En 1994, se puso en marcha uno de los cambios nodales para la concreción de la transición democrática en nuestro país: la ciudadanización en la composición y procesos de toma de decisiones de los órganos encargados de organizar las elecciones en el país.  En una reforma posterior, la eliminación de esta facultad del control del Ejecutivo obedeció a la necesidad de dotar de una nueva legitimidad a los procesos electorales federales que a pesar del incipiente pluralismo político y de  reformas electorales anteriores, aún no contaba ni con los resultados deseados por la mayoría, ni con la confianza necesaria para apartar del imaginario colectivo el fantasma del fraude electoral. La selección de los consejeros electorales requirió entonces de un pacto entre las diversas fuerzas políticas las cuales nombraron a un grupo de personas con reconocido prestigio y trayectoria  cuyo desempeño permitió consolidar la autonomía política del órgano electoral federal que llevaría a la vigilancia del comportamiento de los partidos políticos y a la  alternancia en la presidencia de la República. Ciudadanos organizando elecciones, capacitando, y contando los votos emitidos por otros ciudadanos fue la fórmula – sin duda cara y compleja -para blindar de credibilidad a los procesos electorales en México.
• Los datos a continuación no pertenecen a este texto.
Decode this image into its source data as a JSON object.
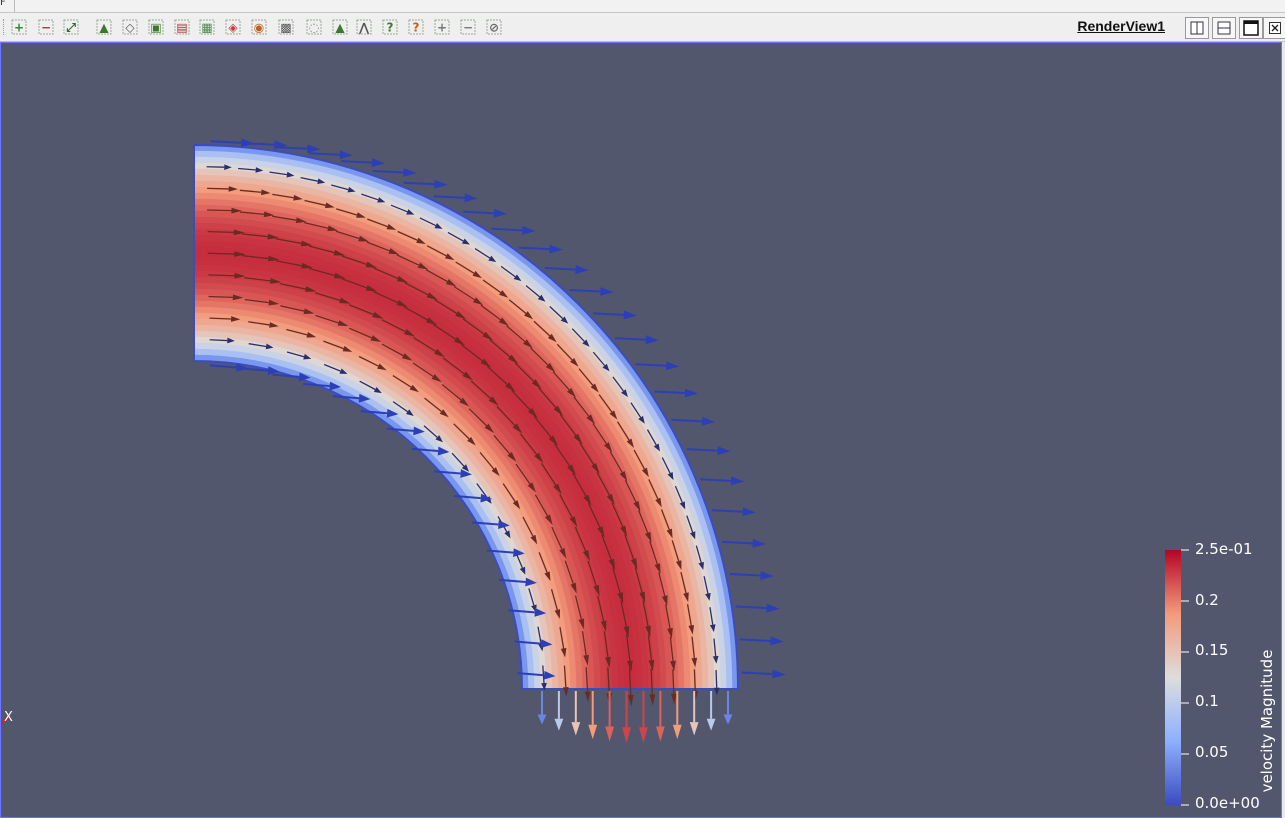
{
  "menu": {
    "partial_label": "F"
  },
  "toolbar": {
    "buttons": [
      {
        "name": "zoom-in-icon"
      },
      {
        "name": "zoom-out-icon"
      },
      {
        "name": "reset-camera-icon"
      },
      {
        "name": "select-cells-on-icon"
      },
      {
        "name": "select-points-on-icon"
      },
      {
        "name": "select-cells-frustum-icon"
      },
      {
        "name": "select-points-frustum-icon"
      },
      {
        "name": "select-block-icon"
      },
      {
        "name": "interactive-select-cells-icon"
      },
      {
        "name": "interactive-select-points-icon"
      },
      {
        "name": "clear-selection-icon"
      },
      {
        "name": "grow-selection-icon"
      },
      {
        "name": "hover-cells-icon"
      },
      {
        "name": "hover-points-icon"
      },
      {
        "name": "query-cell-icon"
      },
      {
        "name": "query-point-icon"
      },
      {
        "name": "add-icon"
      },
      {
        "name": "remove-icon"
      },
      {
        "name": "disable-icon"
      }
    ]
  },
  "view": {
    "title": "RenderView1",
    "window_buttons": [
      "split-horizontal-icon",
      "split-vertical-icon",
      "maximize-icon",
      "close-icon"
    ]
  },
  "scene": {
    "background": "#52576e",
    "axes_label": "X",
    "colormap": [
      "#3b4cc0",
      "#8db0fe",
      "#dddddd",
      "#f49a7b",
      "#b40426"
    ]
  },
  "colorbar": {
    "title": "velocity Magnitude",
    "ticks": [
      "2.5e-01",
      "0.2",
      "0.15",
      "0.1",
      "0.05",
      "0.0e+00"
    ],
    "range": [
      0,
      0.25
    ]
  }
}
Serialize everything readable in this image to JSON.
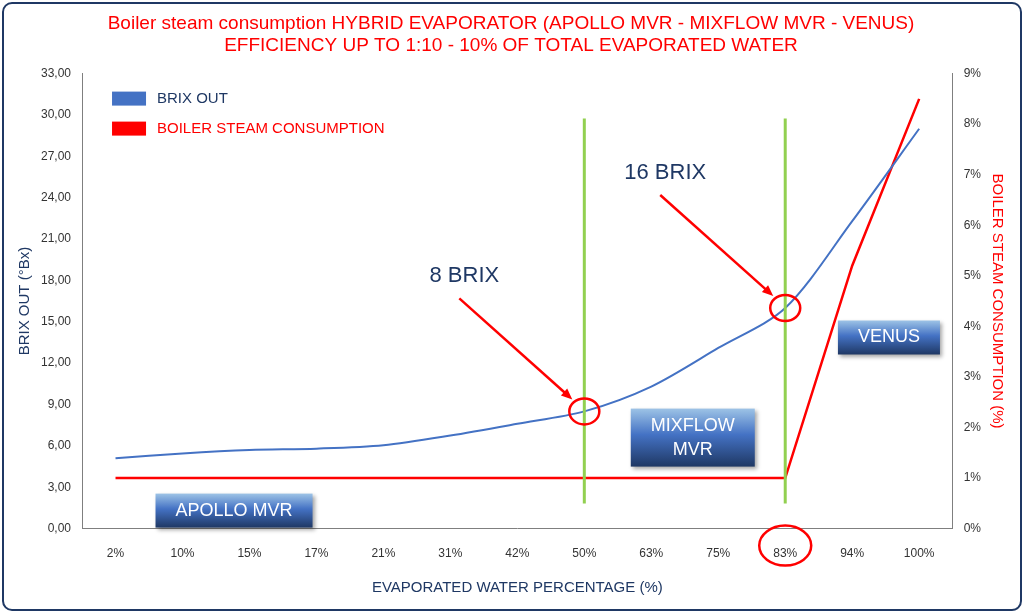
{
  "chart_data": {
    "type": "line",
    "title": [
      "Boiler steam consumption HYBRID EVAPORATOR (APOLLO MVR - MIXFLOW MVR - VENUS)",
      "EFFICIENCY UP TO 1:10 - 10% OF TOTAL EVAPORATED WATER"
    ],
    "x_label": "EVAPORATED WATER PERCENTAGE (%)",
    "y_label": "BRIX OUT (°Bx)",
    "y2_label": "BOILER STEAM CONSUMPTION (%)",
    "categories": [
      "2%",
      "10%",
      "15%",
      "17%",
      "21%",
      "31%",
      "42%",
      "50%",
      "63%",
      "75%",
      "83%",
      "94%",
      "100%"
    ],
    "series": [
      {
        "name": "BRIX OUT",
        "color": "#4472c4",
        "values": [
          5.1,
          5.45,
          5.7,
          5.8,
          6.05,
          6.75,
          7.6,
          8.5,
          10.3,
          13.1,
          16.0,
          22.3,
          29.0
        ]
      },
      {
        "name": "BOILER STEAM CONSUMPTION",
        "color": "#ff0000",
        "axis": "y2",
        "values": [
          1.0,
          1.0,
          1.0,
          1.0,
          1.0,
          1.0,
          1.0,
          1.0,
          1.0,
          1.0,
          1.0,
          5.2,
          8.5
        ]
      }
    ],
    "ylim": [
      0,
      33
    ],
    "yticks": [
      {
        "value": 0,
        "label": "0,00"
      },
      {
        "value": 3,
        "label": "3,00"
      },
      {
        "value": 6,
        "label": "6,00"
      },
      {
        "value": 9,
        "label": "9,00"
      },
      {
        "value": 12,
        "label": "12,00"
      },
      {
        "value": 15,
        "label": "15,00"
      },
      {
        "value": 18,
        "label": "18,00"
      },
      {
        "value": 21,
        "label": "21,00"
      },
      {
        "value": 24,
        "label": "24,00"
      },
      {
        "value": 27,
        "label": "27,00"
      },
      {
        "value": 30,
        "label": "30,00"
      },
      {
        "value": 33,
        "label": "33,00"
      }
    ],
    "y2lim": [
      0,
      9
    ],
    "y2ticks": [
      {
        "value": 0,
        "label": "0%"
      },
      {
        "value": 1,
        "label": "1%"
      },
      {
        "value": 2,
        "label": "2%"
      },
      {
        "value": 3,
        "label": "3%"
      },
      {
        "value": 4,
        "label": "4%"
      },
      {
        "value": 5,
        "label": "5%"
      },
      {
        "value": 6,
        "label": "6%"
      },
      {
        "value": 7,
        "label": "7%"
      },
      {
        "value": 8,
        "label": "8%"
      },
      {
        "value": 9,
        "label": "9%"
      }
    ],
    "grid": false,
    "legend": "upper left",
    "annotations": [
      {
        "text": "8 BRIX",
        "x": "50%",
        "series": "BRIX OUT"
      },
      {
        "text": "16 BRIX",
        "x": "83%",
        "series": "BRIX OUT"
      }
    ],
    "regions": [
      {
        "label": "APOLLO MVR",
        "from": "2%",
        "to": "50%"
      },
      {
        "label": "MIXFLOW MVR",
        "from": "50%",
        "to": "83%"
      },
      {
        "label": "VENUS",
        "from": "83%",
        "to": "100%"
      }
    ],
    "circled_tick": "83%"
  }
}
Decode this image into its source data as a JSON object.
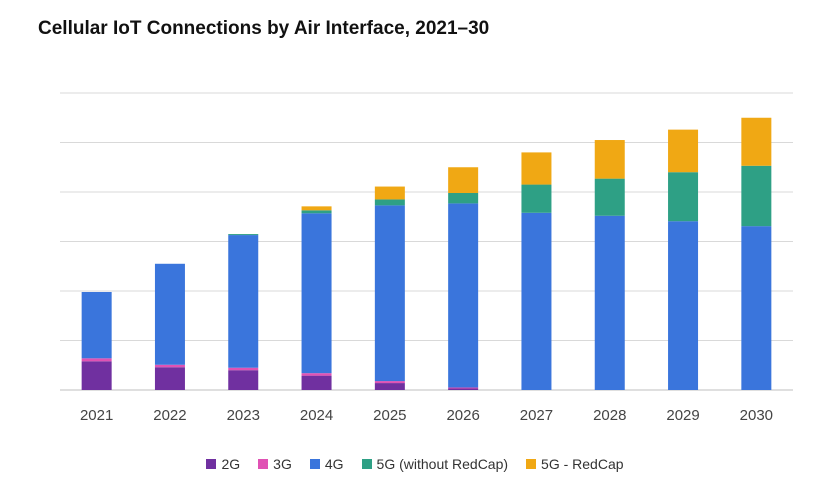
{
  "title": "Cellular IoT Connections  by Air Interface, 2021–30",
  "chart_data": {
    "type": "bar",
    "stacked": true,
    "title": "Cellular IoT Connections  by Air Interface, 2021–30",
    "xlabel": "",
    "ylabel": "",
    "y_tick_labels_shown": false,
    "ylim": [
      0,
      6
    ],
    "grid": true,
    "legend_position": "bottom",
    "categories": [
      "2021",
      "2022",
      "2023",
      "2024",
      "2025",
      "2026",
      "2027",
      "2028",
      "2029",
      "2030"
    ],
    "series": [
      {
        "name": "2G",
        "color": "#7030a0",
        "values": [
          0.58,
          0.46,
          0.4,
          0.29,
          0.14,
          0.03,
          0.0,
          0.0,
          0.0,
          0.0
        ]
      },
      {
        "name": "3G",
        "color": "#e052b4",
        "values": [
          0.06,
          0.05,
          0.05,
          0.05,
          0.04,
          0.02,
          0.0,
          0.0,
          0.0,
          0.0
        ]
      },
      {
        "name": "4G",
        "color": "#3a75dc",
        "values": [
          1.34,
          2.04,
          2.68,
          3.23,
          3.55,
          3.72,
          3.58,
          3.52,
          3.41,
          3.31
        ]
      },
      {
        "name": "5G (without RedCap)",
        "color": "#2ea085",
        "values": [
          0.0,
          0.0,
          0.02,
          0.06,
          0.12,
          0.21,
          0.57,
          0.75,
          0.99,
          1.22
        ]
      },
      {
        "name": "5G - RedCap",
        "color": "#f0a814",
        "values": [
          0.0,
          0.0,
          0.0,
          0.08,
          0.26,
          0.52,
          0.65,
          0.78,
          0.86,
          0.97
        ]
      }
    ]
  }
}
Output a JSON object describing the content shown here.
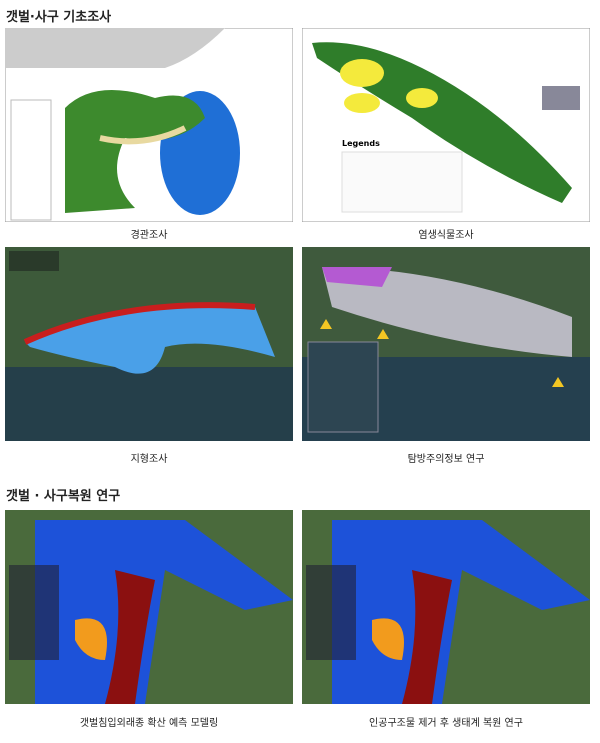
{
  "sections": [
    {
      "title": "갯벌·사구 기초조사",
      "figures": [
        {
          "caption": "경관조사"
        },
        {
          "caption": "염생식물조사",
          "legend_title": "Legends"
        },
        {
          "caption": "지형조사"
        },
        {
          "caption": "탐방주의정보 연구"
        }
      ]
    },
    {
      "title": "갯벌 · 사구복원 연구",
      "figures": [
        {
          "caption": "갯벌침입외래종 확산 예측 모델링"
        },
        {
          "caption": "인공구조물 제거 후 생태계 복원 연구"
        }
      ]
    }
  ]
}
Los debates de entonces hacen pensar en el paquete de reformas en materia de combate a la corrupción que ahora se discuten en el Senado. Según lo aprobado en la reforma constitucional, el Sistema Nacional Anticorrupción prevé la existencia de un Comité de participación ciudadana cuya integración, método de selección, atribuciones y relevancia habrá de definirse en los días por venir. Entre las diversas propuestas presentadas hasta ahora, predominan dos tipos de modelo: el “catártico” que es el que brinda un espacio institucional al trabajo de monitoreo y vigilancia social que ya hacen con plena autonomía una serie de organizaciones sociales en México y cuyos efectos dependen de la buena voluntad de los tomadores de decisiones y el de “kamikaze” según el cual se le otorgan a los ciudadanos una serie de facultades sin las garantías suficientes para su correcta ejecución. La hipótesis de este segundo modelo es que un ciudadano verdaderamente comprometido habría de estar dispuesto a “inmolarse” por la causa sin tener garantía alguna de un resultado.

Antes de optar por un modelo quizás sería útil reflexionar si estamos o no frente a la oportunidad de crear un espacio que coadyuve eficientemente al trabajo de las instituciones que se encargarán de prevenir, detectar, corregir y sancionar actos de corrupción. Bajo esta óptica se tendría que pensar qué tipo de perfiles se requieren y bajo qué mandato podría funcionar este espacio ciudadano orientado no solamente a potenciar la coordinación interinstitucional sino también a limitar los abusos e ineficiencias en la ejecución de la política nacional de combate a la corrupción que se pretende diseñar. Finalmente, habría que ver si los partidos políticos están dispuestos a ceder poder de decisión a un grupo incómodo de ciudadanos cuya autonomía de acción y decisión blinde de credibilidad y legitimidad al naciente sistema anticorrupción.